What Goldberg didn’t admit in the public explanation is that the company has had to drastically cut its headcount because it made a giant bet on being able to build a big, sustainable business over the long term around flash sales — the selling of a limited amount of product inventory that’s available only for short periods of time, designed to spur impulse buying.
Fab pumped a ton of venture capital into this fad, pushing staff counts ever higher while acquiring companies overseas.
And that bet failed.
Fab recognized this, and has pivoted to a more traditional retail model where it sells products over a long period of time and holds that inventory itself so it can get it in the hands of its customers quicker. Goldberg has convinced enough investors to give Fab another chance — perhaps for the last time — raising more than $160 million in a Series D round to fund the transition.

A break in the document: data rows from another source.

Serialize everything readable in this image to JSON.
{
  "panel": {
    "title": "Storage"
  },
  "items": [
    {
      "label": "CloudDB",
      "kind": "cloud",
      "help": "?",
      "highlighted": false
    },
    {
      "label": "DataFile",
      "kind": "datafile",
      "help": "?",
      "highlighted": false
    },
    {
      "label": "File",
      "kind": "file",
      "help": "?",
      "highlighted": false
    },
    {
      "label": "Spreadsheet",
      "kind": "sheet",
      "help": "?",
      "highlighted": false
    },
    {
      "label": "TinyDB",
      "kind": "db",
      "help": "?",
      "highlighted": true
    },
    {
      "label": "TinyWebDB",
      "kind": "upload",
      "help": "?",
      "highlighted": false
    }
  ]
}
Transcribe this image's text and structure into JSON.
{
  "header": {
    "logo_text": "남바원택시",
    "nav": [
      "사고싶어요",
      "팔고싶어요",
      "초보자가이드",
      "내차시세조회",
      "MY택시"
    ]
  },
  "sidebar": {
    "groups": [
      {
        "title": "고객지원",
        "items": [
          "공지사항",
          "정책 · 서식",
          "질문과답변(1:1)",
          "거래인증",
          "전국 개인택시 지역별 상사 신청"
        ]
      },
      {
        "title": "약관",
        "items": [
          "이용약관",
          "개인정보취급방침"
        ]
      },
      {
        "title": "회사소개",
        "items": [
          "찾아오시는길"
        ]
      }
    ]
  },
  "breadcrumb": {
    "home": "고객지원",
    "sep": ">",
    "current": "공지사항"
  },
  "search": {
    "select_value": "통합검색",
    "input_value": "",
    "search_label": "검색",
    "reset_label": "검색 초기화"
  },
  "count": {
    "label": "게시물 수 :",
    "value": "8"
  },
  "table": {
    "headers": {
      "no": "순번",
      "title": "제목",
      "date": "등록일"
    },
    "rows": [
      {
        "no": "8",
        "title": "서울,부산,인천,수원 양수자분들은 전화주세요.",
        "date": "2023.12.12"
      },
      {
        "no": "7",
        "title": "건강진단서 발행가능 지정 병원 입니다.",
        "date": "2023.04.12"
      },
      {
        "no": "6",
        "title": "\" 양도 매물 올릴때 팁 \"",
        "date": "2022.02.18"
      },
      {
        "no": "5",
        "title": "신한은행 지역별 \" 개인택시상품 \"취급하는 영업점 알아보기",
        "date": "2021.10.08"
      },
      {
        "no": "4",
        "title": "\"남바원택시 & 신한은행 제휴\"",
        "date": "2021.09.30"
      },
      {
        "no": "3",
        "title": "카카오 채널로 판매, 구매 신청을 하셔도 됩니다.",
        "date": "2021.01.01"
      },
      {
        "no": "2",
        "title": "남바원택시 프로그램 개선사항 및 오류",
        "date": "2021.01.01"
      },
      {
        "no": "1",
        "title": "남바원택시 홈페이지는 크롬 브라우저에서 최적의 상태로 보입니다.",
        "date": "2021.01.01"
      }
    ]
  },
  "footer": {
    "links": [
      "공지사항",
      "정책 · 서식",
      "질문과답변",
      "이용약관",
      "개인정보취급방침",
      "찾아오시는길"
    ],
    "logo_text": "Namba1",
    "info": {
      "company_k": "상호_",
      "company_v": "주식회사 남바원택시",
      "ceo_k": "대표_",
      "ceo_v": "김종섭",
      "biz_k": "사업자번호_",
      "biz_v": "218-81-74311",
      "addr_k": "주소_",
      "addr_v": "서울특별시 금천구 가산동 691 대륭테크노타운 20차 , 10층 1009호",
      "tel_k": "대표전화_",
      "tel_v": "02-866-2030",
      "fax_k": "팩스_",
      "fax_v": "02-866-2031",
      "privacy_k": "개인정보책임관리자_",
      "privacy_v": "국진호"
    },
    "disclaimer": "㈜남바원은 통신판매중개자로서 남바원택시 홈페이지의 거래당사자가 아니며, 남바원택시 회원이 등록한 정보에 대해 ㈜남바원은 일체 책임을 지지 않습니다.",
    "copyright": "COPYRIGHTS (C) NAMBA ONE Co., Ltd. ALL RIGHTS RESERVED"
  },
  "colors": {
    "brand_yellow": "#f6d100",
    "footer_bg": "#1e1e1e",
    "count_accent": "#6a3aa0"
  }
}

And it so happens that the new business model requires a smaller staff than the former model.
In acknowledging all of this, Goldberg could have also acknowledged that he, his exec team and board messed up; they made the wrong bet. But he didn’t.

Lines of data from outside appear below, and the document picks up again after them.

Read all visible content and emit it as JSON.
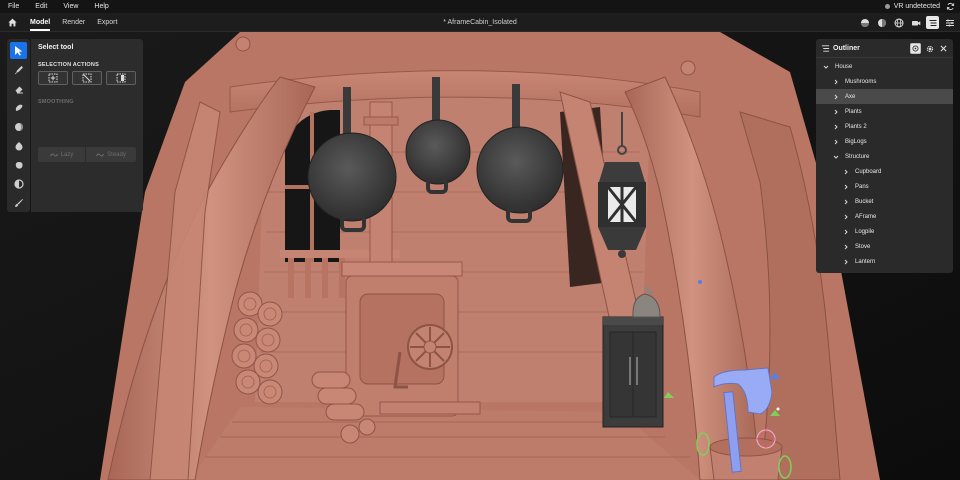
{
  "menu": {
    "items": [
      "File",
      "Edit",
      "View",
      "Help"
    ],
    "vr_status": "VR undetected"
  },
  "workspace": {
    "tabs": [
      {
        "label": "Model",
        "active": true
      },
      {
        "label": "Render",
        "active": false
      },
      {
        "label": "Export",
        "active": false
      }
    ],
    "document_title": "* AframeCabin_Isolated"
  },
  "tool_panel": {
    "title": "Select tool",
    "selection_actions_label": "SELECTION ACTIONS",
    "smoothing_label": "SMOOTHING",
    "smoothing_options": [
      "Lazy",
      "Steady"
    ]
  },
  "outliner": {
    "title": "Outliner",
    "items": [
      {
        "label": "House",
        "depth": 0,
        "expanded": true,
        "selected": false
      },
      {
        "label": "Mushrooms",
        "depth": 1,
        "expanded": false,
        "selected": false
      },
      {
        "label": "Axe",
        "depth": 1,
        "expanded": false,
        "selected": true
      },
      {
        "label": "Plants",
        "depth": 1,
        "expanded": false,
        "selected": false
      },
      {
        "label": "Plants 2",
        "depth": 1,
        "expanded": false,
        "selected": false
      },
      {
        "label": "BigLogs",
        "depth": 1,
        "expanded": false,
        "selected": false
      },
      {
        "label": "Structure",
        "depth": 1,
        "expanded": true,
        "selected": false
      },
      {
        "label": "Cupboard",
        "depth": 2,
        "expanded": false,
        "selected": false
      },
      {
        "label": "Pans",
        "depth": 2,
        "expanded": false,
        "selected": false
      },
      {
        "label": "Bucket",
        "depth": 2,
        "expanded": false,
        "selected": false
      },
      {
        "label": "AFrame",
        "depth": 2,
        "expanded": false,
        "selected": false
      },
      {
        "label": "Logpile",
        "depth": 2,
        "expanded": false,
        "selected": false
      },
      {
        "label": "Stove",
        "depth": 2,
        "expanded": false,
        "selected": false
      },
      {
        "label": "Lantern",
        "depth": 2,
        "expanded": false,
        "selected": false
      }
    ]
  },
  "colors": {
    "accent": "#1a73e8",
    "clay": "#c98472",
    "clay_dark": "#9e5f50",
    "metal": "#3f3f3f",
    "axe_handle": "#8f9ff0"
  },
  "icons": {
    "home": "home-icon",
    "sync": "sync-icon",
    "tools": [
      "select-arrow-icon",
      "pen-icon",
      "eraser-icon",
      "smooth-brush-icon",
      "sphere-icon",
      "paint-drop-icon",
      "blob-icon",
      "half-circle-icon",
      "brush-icon"
    ],
    "header_right": [
      "material-icon",
      "light-icon",
      "globe-icon",
      "camera-icon",
      "outliner-toggle-icon",
      "properties-icon"
    ]
  }
}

Asked for comment on Goldberg’s layoffs explanation and what it left out, a Fab spokesperson said in an email to AllThingsD: “We acknowledge that flash sales is a flawed business model.”
Jeff Jordan, a partner at Andreessen Horowitz and a member of Fab’s board, agreed with that assessment.
“In a perfect world, we probably could have gotten here in a straighter line,” he said.
But the company, he said, possesses a bunch of valuable assets it wouldn’t have if not for the original flash-sales iteration of Fab: A large customer base, pretty good brand awareness and strong relationships with suppliers.
The one asset it has a lot less of today, though, as a result: Employees.